An overhang of liquidity crunch persists for small and mid NBFCs, HP Singh of Satin Creditcare told CNBC-TV18 on Tuesday.
“We are seeing liquidity coming in easily for us but for smaller MFIs, there is a challenge in terms of raising funds and that might lead to degrowth, that might also lead to a slight credit asset quality mismatch in the next quarter or so,” he said.
Singh along with Suyash Choudhary, head-fixed income at IDFC MF and Ramesh Iyer, VC & MD of Mahindra & Mahindra Financial Services discussed interest rate market and whether it’s impacting NBFC space.
Choudhary said the excess supply of bonds is a problem in India.

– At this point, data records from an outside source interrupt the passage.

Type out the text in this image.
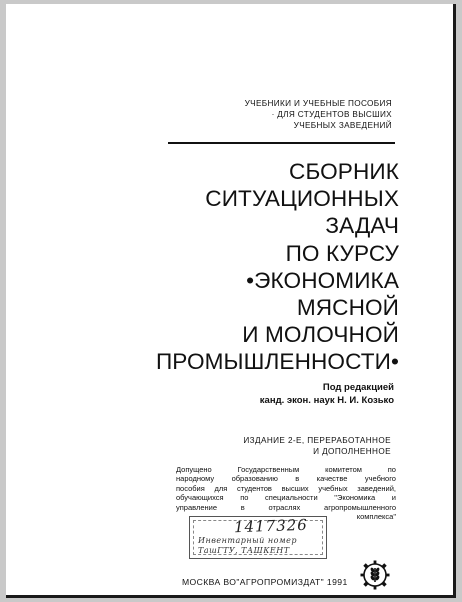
УЧЕБНИКИ И УЧЕБНЫЕ ПОСОБИЯ
· ДЛЯ СТУДЕНТОВ ВЫСШИХ
УЧЕБНЫХ ЗАВЕДЕНИЙ
СБОРНИК
СИТУАЦИОННЫХ
ЗАДАЧ
ПО КУРСУ
•ЭКОНОМИКА
МЯСНОЙ
И МОЛОЧНОЙ
ПРОМЫШЛЕННОСТИ•
Под редакцией
канд. экон. наук Н. И. Козько
ИЗДАНИЕ 2-Е, ПЕРЕРАБОТАННОЕ
И ДОПОЛНЕННОЕ
Допущено	Государственным	комитетом	по
народному образованию в качестве учебного
пособия для студентов высших учебных заведений,
обучающихся по специальности "Экономика и
управление	в	отраслях	агропромышленного
комплекса"
1417326
Инвентарный номер
ТашГТУ, ТАШКЕНТ
МОСКВА ВО"АГРОПРОМИЗДАТ" 1991
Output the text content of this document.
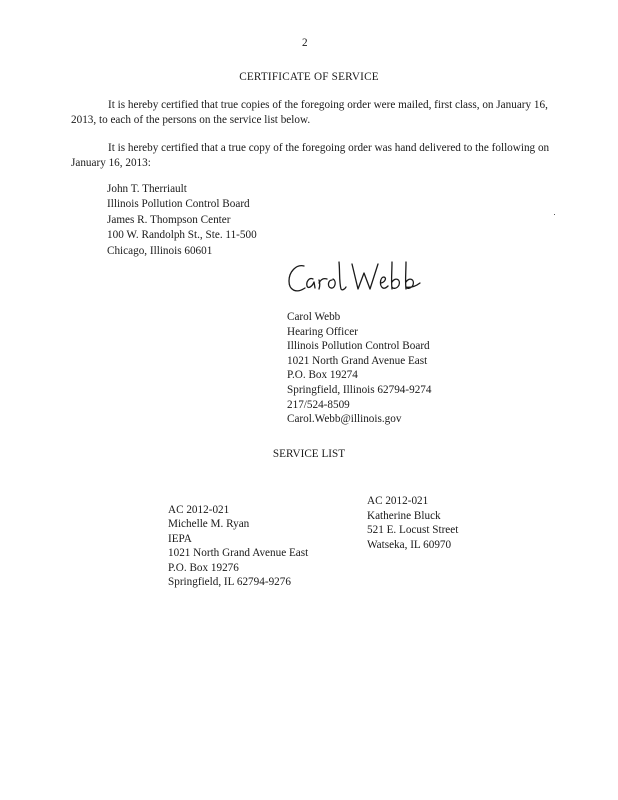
2
CERTIFICATE OF SERVICE
It is hereby certified that true copies of the foregoing order were mailed, first class, on January 16, 2013, to each of the persons on the service list below.
It is hereby certified that a true copy of the foregoing order was hand delivered to the following on January 16, 2013:
John T. Therriault
Illinois Pollution Control Board
James R. Thompson Center
100 W. Randolph St., Ste. 11-500
Chicago, Illinois 60601
Carol Webb
Hearing Officer
Illinois Pollution Control Board
1021 North Grand Avenue East
P.O. Box 19274
Springfield, Illinois 62794-9274
217/524-8509
Carol.Webb@illinois.gov
SERVICE LIST
AC 2012-021
Michelle M. Ryan
IEPA
1021 North Grand Avenue East
P.O. Box 19276
Springfield, IL 62794-9276
AC 2012-021
Katherine Bluck
521 E. Locust Street
Watseka, IL 60970
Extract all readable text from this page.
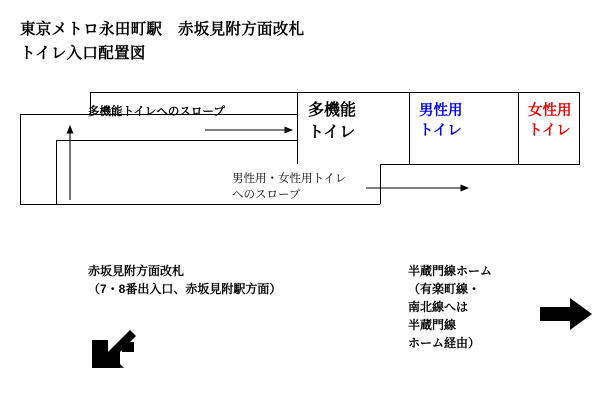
東京メトロ永田町駅　赤坂見附方面改札
トイレ入口配置図
多機能トイレへのスロープ	多機能
トイレ
男性用
トイレ
女性用
トイレ
男性用・女性用トイレ
へのスロープ
赤坂見附方面改札
（7・8番出入口、赤坂見附駅方面）
半蔵門線ホーム
（有楽町線・
南北線へは
半蔵門線
ホーム経由）
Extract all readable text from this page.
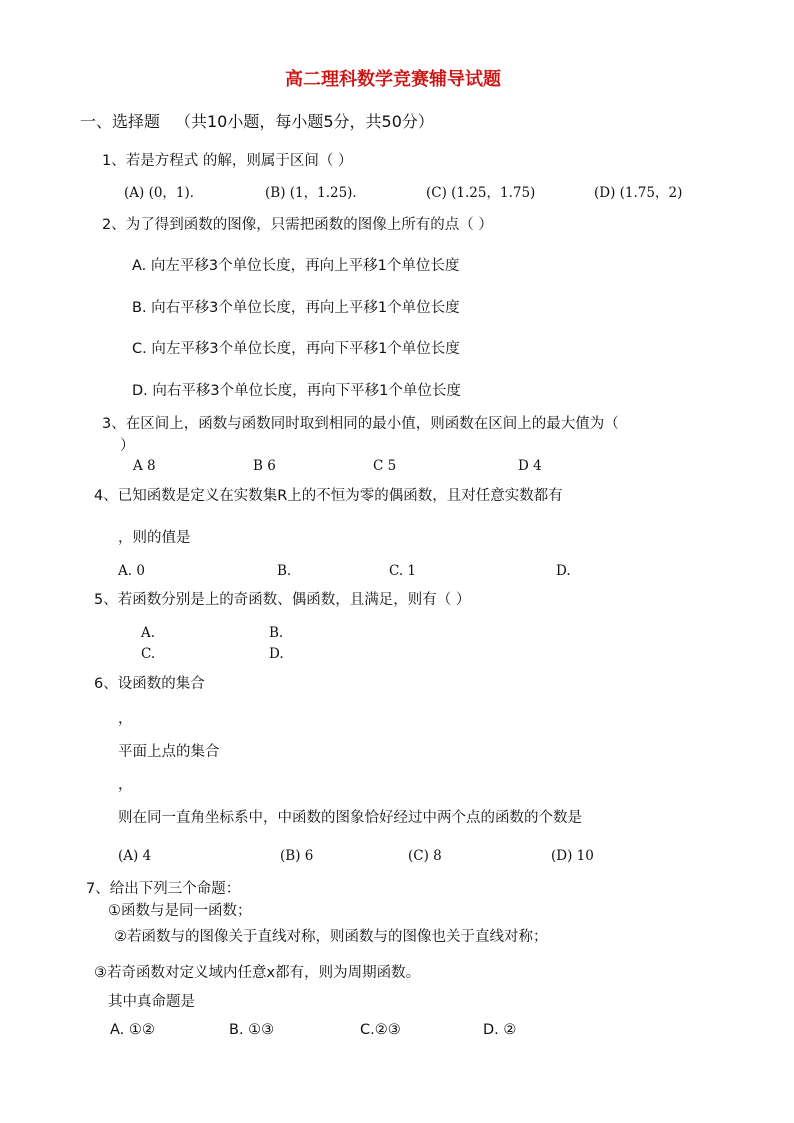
高二理科数学竞赛辅导试题
一、选择题 （共10小题，每小题5分，共50分）
1、若是方程式 的解，则属于区间（ ）
(A) (0，1)．	(B) (1，1.25)．	(C) (1.25，1.75)	(D) (1.75，2)
2、为了得到函数的图像，只需把函数的图像上所有的点（ ）
A. 向左平移3个单位长度，再向上平移1个单位长度
B. 向右平移3个单位长度，再向上平移1个单位长度
C. 向左平移3个单位长度，再向下平移1个单位长度
D. 向右平移3个单位长度，再向下平移1个单位长度
3、在区间上，函数与函数同时取到相同的最小值，则函数在区间上的最大值为（
）
A 8	B 6	C 5	D 4
4、已知函数是定义在实数集R上的不恒为零的偶函数，且对任意实数都有
，则的值是
A. 0	B.	C. 1	D.
5、若函数分别是上的奇函数、偶函数，且满足，则有（ ）
A.	B.
C.	D.
6、设函数的集合
，
平面上点的集合
，
则在同一直角坐标系中，中函数的图象恰好经过中两个点的函数的个数是
(A) 4	(B) 6	(C) 8	(D) 10
7、给出下列三个命题：
①函数与是同一函数；
②若函数与的图像关于直线对称，则函数与的图像也关于直线对称；
③若奇函数对定义域内任意x都有，则为周期函数。
其中真命题是
A. ①②	B. ①③	C.②③	D. ②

He further added that bond rates remain on the higher side despite 2 years of sub-4 percent CPI inflation.
Talking about NBFCs, Choudhary said, “... the incremental cost of money for many of these entities has probably increased by 200-250 basis points and availability of money outside of securitisation route of the balance sheet has shrunk which means that business models going ahead will have to be tweaked.”
“There may be some issues with respect to asset quality which will surface over a period of time,” he added.
On the business front, Iyer said, “We have been fortunate with multi-product approach and deeper penetration and pre-owned vehicle, I think our growth rates - we believe are still attractive.”